The new owners of the property, Irina Gelfenbeyn and Bill Bagnell, board members at the nonprofit East Bay Rental Housing Association, say that agreeing to the installation was a “no-brainer.”

“It is very important for us to make a contribution to the local art community,” said Gelfenbeyn, “We know how difficult it is for artists to find venues to show their art and build their credentials. We want this project to be a template for other people who are developing the city of Oakland.”

Gelfenbeyn and Bagnell are looking to revise the city’s housing laws to allow for unconventional lease agreements like the one they have with ArtComplex.

In Jolly’s vision, if installation artists are better able to capitalize on spaces in transition, there is the potential that their work could could be incorporated into the permanent design of the building as it is turned over to a new purpose or owner.

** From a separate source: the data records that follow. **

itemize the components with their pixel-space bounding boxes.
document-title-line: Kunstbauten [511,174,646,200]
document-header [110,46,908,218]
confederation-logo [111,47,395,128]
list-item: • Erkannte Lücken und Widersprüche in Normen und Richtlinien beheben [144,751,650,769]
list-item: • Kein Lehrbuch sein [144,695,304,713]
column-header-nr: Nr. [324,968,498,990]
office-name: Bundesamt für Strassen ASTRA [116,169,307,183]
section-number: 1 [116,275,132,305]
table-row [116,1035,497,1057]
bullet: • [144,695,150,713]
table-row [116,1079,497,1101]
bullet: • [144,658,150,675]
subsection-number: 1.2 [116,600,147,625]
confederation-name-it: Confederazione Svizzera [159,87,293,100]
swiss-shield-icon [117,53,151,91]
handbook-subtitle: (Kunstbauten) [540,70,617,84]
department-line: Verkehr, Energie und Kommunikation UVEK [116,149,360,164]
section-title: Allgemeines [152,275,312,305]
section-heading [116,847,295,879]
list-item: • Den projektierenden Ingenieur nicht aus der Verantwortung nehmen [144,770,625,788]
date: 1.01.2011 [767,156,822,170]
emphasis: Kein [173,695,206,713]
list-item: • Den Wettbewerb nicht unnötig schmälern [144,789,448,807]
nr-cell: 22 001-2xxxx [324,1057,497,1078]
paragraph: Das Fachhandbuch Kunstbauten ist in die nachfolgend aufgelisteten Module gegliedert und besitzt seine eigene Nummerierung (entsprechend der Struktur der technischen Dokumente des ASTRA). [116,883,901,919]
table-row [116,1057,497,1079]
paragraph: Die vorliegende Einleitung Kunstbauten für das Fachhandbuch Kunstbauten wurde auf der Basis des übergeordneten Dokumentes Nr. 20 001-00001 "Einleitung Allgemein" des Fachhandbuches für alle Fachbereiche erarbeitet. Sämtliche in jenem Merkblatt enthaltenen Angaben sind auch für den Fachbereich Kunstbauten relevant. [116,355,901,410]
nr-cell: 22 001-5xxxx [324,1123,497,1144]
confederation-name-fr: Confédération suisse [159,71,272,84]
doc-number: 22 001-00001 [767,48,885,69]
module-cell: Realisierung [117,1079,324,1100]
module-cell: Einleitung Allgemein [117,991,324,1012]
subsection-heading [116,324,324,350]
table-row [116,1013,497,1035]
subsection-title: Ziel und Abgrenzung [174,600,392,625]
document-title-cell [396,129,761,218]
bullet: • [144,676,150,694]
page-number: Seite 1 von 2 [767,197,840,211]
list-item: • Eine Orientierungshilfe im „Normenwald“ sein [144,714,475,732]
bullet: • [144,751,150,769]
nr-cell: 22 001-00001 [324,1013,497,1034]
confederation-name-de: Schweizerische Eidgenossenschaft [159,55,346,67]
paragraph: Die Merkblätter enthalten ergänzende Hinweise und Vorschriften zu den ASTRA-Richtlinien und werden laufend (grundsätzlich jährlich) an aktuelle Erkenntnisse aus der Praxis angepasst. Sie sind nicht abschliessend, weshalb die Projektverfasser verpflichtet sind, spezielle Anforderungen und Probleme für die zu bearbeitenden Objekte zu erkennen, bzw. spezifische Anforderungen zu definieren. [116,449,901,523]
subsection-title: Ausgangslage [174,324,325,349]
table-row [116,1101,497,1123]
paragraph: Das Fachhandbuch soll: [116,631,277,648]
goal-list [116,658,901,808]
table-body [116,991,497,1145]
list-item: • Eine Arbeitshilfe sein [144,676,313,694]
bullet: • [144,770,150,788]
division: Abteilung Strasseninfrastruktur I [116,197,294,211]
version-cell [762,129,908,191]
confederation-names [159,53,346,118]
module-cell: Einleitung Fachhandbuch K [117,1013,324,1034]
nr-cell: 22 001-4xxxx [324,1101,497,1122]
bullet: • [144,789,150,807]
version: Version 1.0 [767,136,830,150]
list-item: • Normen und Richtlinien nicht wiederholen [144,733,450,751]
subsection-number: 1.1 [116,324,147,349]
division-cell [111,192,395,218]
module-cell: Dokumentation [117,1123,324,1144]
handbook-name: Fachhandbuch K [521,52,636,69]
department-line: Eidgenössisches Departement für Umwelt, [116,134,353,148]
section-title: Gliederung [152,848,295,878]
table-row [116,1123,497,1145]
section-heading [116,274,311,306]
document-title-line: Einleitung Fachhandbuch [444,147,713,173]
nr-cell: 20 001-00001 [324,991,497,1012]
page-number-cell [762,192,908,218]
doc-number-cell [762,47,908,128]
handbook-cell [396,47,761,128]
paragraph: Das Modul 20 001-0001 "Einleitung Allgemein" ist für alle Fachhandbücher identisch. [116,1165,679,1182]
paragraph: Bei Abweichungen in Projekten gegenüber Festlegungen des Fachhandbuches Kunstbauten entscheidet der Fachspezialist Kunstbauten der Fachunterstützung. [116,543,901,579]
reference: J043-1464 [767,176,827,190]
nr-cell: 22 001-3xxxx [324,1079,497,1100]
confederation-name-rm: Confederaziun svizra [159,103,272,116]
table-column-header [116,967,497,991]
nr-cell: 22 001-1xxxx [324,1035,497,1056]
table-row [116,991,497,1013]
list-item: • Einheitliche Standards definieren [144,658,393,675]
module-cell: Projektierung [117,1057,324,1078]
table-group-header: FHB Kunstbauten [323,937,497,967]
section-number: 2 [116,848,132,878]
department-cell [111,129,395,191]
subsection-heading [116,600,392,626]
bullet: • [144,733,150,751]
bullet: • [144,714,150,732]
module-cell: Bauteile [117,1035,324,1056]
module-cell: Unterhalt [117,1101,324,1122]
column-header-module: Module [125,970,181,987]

The idea is less viable in residential buildings than it is for public facing spaces like restaurants, civic buildings and venues.

“Real estate interior design tends to involve the staging of fake flowers, a throw rug, but what if we rethought that?” asks Jolly. Given the growth in public appreciation for innovative design and artful architecture, perhaps Jolly’s idea is not only exciting, but inevitable.

ArtComplex will be open to the public on Saturdays and Sundays from Jan. 18 through March 23, from noon to 4 p.m.